How do I troubleshoot high CPU utilization on my Amazon OpenSearch Service cluster?

Last updated: 2021-08-05

My data nodes are showing high CPU usage on my Amazon OpenSearch Service (successor to Amazon Elasticsearch Service) cluster. How do I troubleshoot this?

Short description

It's a best practice to maintain your CPU utilization to make sure that OpenSearch Service has enough resources to perform its tasks. A cluster that consistently performs at high CPU utilization can degrade cluster performance. When your cluster is overloaded, OpenSearch Service will stop responding, resulting in a timeout request.

To troubleshoot high CPU utilization on your cluster, consider the following approaches:

  • Use the nodes hot threads API. (For more information, see Nodes hot threads API on the Elasticsearch website.)
  • Check the write operation or bulk API thread pool. (For more information, see Bulk API on the Elasticsearch website.)
  • Check the search thread pool. (For more information, see Thread pools on the Elasticsearch website.)
  • Check the Apache Lucene merge thread pool. (For more information, see Merge on the Elasticsearch website.)

Resolution

Use the nodes hot threads API

If there are constant CPU spikes in your OpenSearch Service cluster, then use the nodes hot threads API. The nodes hot threads API acts as a task manager, showing you the breakdown of all resource-intensive threads that are running on your cluster.

Here's an example output of the nodes hot threads API:

GET _nodes/hot_threads

100.0% (131ms out of 500ms) cpu usage by thread 
'opensearch[xxx][search][T#62]' 10/10 snapshots sharing following 10 
elements sun.misc.Unsafe.park(Native Method) 
java.util.concurrent.locks.LockSupport.park(LockSupport.java:175) 
java.util.concurrent.LinkedTransferQueue.awaitMatch(LinkedTransferQueue.java:737)
 
java.util.concurrent.LinkedTransferQueue.xfer(LinkedTransferQueue.java:647)
 
java.util.concurrent.LinkedTransferQueue.take(LinkedTransferQueue.java:1269)
 
org.opensearch.common.util.concurrent.SizeBlockingQueue.take(SizeBlockingQueue.java:162)
 
java.util.concurrent.ThreadPoolExecutor.getTask(ThreadPoolExecutor.java:1067)
 
java.util.concurrent.ThreadPoolExecutor.runWorker(ThreadPoolExecutor.java:1127)
 
java.util.concurrent.ThreadPoolExecutor$Worker.run(ThreadPoolExecutor.java:617)
java.lang.Thread.run(Thread.java:745)
Note: The nodes hot threads output lists information for each node. The length of your output depends on how many nodes are running in your OpenSearch Service cluster.
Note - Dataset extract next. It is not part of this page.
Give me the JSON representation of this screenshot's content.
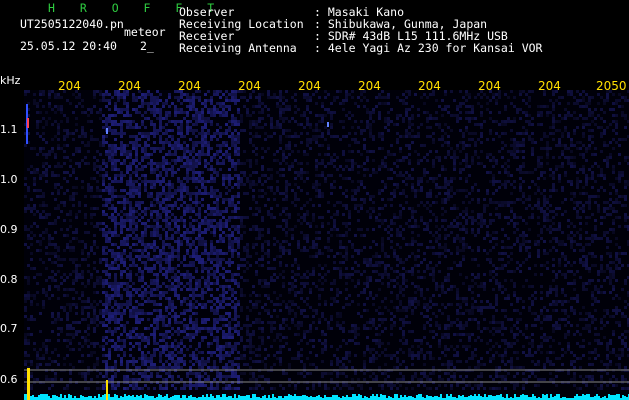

Additionally, use the cat nodes API to view the current breakdown of resource utilization. You can narrow down the subset of nodes with the highest CPU utilization with the following command:

GET _cat/nodes?v&s=cpu:desc

The last column in your output displays your node name. For more information, see cat nodes API on the Elasticsearch website.

Then, pass on the relevant node name to your hot threads API:

GET _nodes/<node-name>/hot_threads

For more information, see hot threads API on the Elasticsearch website.
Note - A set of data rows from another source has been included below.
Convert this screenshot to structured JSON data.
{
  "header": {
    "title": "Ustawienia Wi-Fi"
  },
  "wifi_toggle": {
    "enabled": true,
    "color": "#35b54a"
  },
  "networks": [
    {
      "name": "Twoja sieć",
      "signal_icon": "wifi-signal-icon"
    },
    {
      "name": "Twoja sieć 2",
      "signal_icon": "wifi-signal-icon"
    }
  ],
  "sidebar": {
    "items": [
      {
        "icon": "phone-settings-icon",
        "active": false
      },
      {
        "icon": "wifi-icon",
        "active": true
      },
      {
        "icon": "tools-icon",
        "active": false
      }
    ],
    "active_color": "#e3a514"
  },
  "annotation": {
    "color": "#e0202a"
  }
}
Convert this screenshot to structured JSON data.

The nodes hot threads output looks like the following:

<percentage> of cpu usage by thread 'opensearch[<nodeName>][<thread-name>]
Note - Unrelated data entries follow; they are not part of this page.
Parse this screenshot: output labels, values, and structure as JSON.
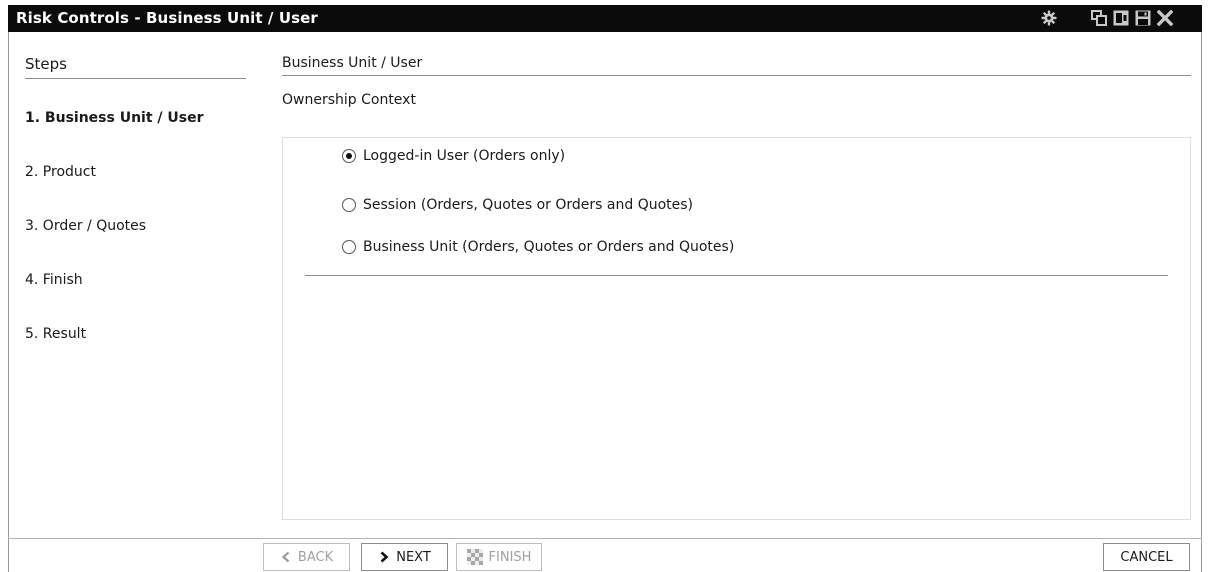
{
  "window": {
    "title": "Risk Controls - Business Unit / User",
    "controls": {
      "settings": "gear-icon",
      "restore": "restore-window-icon",
      "dock": "dock-icon",
      "save": "save-icon",
      "close": "close-icon"
    }
  },
  "sidebar": {
    "title": "Steps",
    "steps": [
      {
        "label": "1. Business Unit / User",
        "active": true
      },
      {
        "label": "2. Product",
        "active": false
      },
      {
        "label": "3. Order / Quotes",
        "active": false
      },
      {
        "label": "4. Finish",
        "active": false
      },
      {
        "label": "5. Result",
        "active": false
      }
    ]
  },
  "main": {
    "title": "Business Unit / User",
    "section_label": "Ownership Context",
    "options": [
      {
        "label": "Logged-in User (Orders only)",
        "selected": true
      },
      {
        "label": "Session (Orders, Quotes or Orders and Quotes)",
        "selected": false
      },
      {
        "label": "Business Unit (Orders, Quotes or Orders and Quotes)",
        "selected": false
      }
    ]
  },
  "footer": {
    "back": {
      "label": "BACK",
      "enabled": false,
      "icon": "chevron-left-icon"
    },
    "next": {
      "label": "NEXT",
      "enabled": true,
      "icon": "chevron-right-icon"
    },
    "finish": {
      "label": "FINISH",
      "enabled": false,
      "icon": "checkered-flag-icon"
    },
    "cancel": {
      "label": "CANCEL",
      "enabled": true
    }
  },
  "colors": {
    "titlebar_bg": "#0b0b0b",
    "titlebar_text": "#ffffff",
    "disabled_text": "#a0a0a0"
  }
}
The thread name indicates which OpenSearch Service processes are consuming high CPU.

Check the write operation or bulk API thread pool

A 429 error in OpenSearch Service can indicate that your cluster is handling too many bulk indexing requests. When there are constant CPU spikes in your cluster, OpenSearch Service rejects the bulk indexing requests.

The write thread-pool handles indexing requests, which include Bulk API operations. To confirm whether your cluster is handling too many bulk indexing requests, check the IndexingRate metric in Amazon CloudWatch.

If your cluster is handling too many bulk indexing requests, then consider the following approaches:

  • Reduce the number of bulk requests on your cluster.
  • Reduce the size of each bulk request, so that your nodes can process them more efficiently.
  • If Logstash is being used to push data into your OpenSearch Service cluster, then reduce the batch size or the number of workers.
  • If your cluster's ingestion rate slows down, then scale your cluster (either horizontally or vertically). To scale up your cluster, increase the number of nodes and instance type so that OpenSearch Service can properly process the incoming requests.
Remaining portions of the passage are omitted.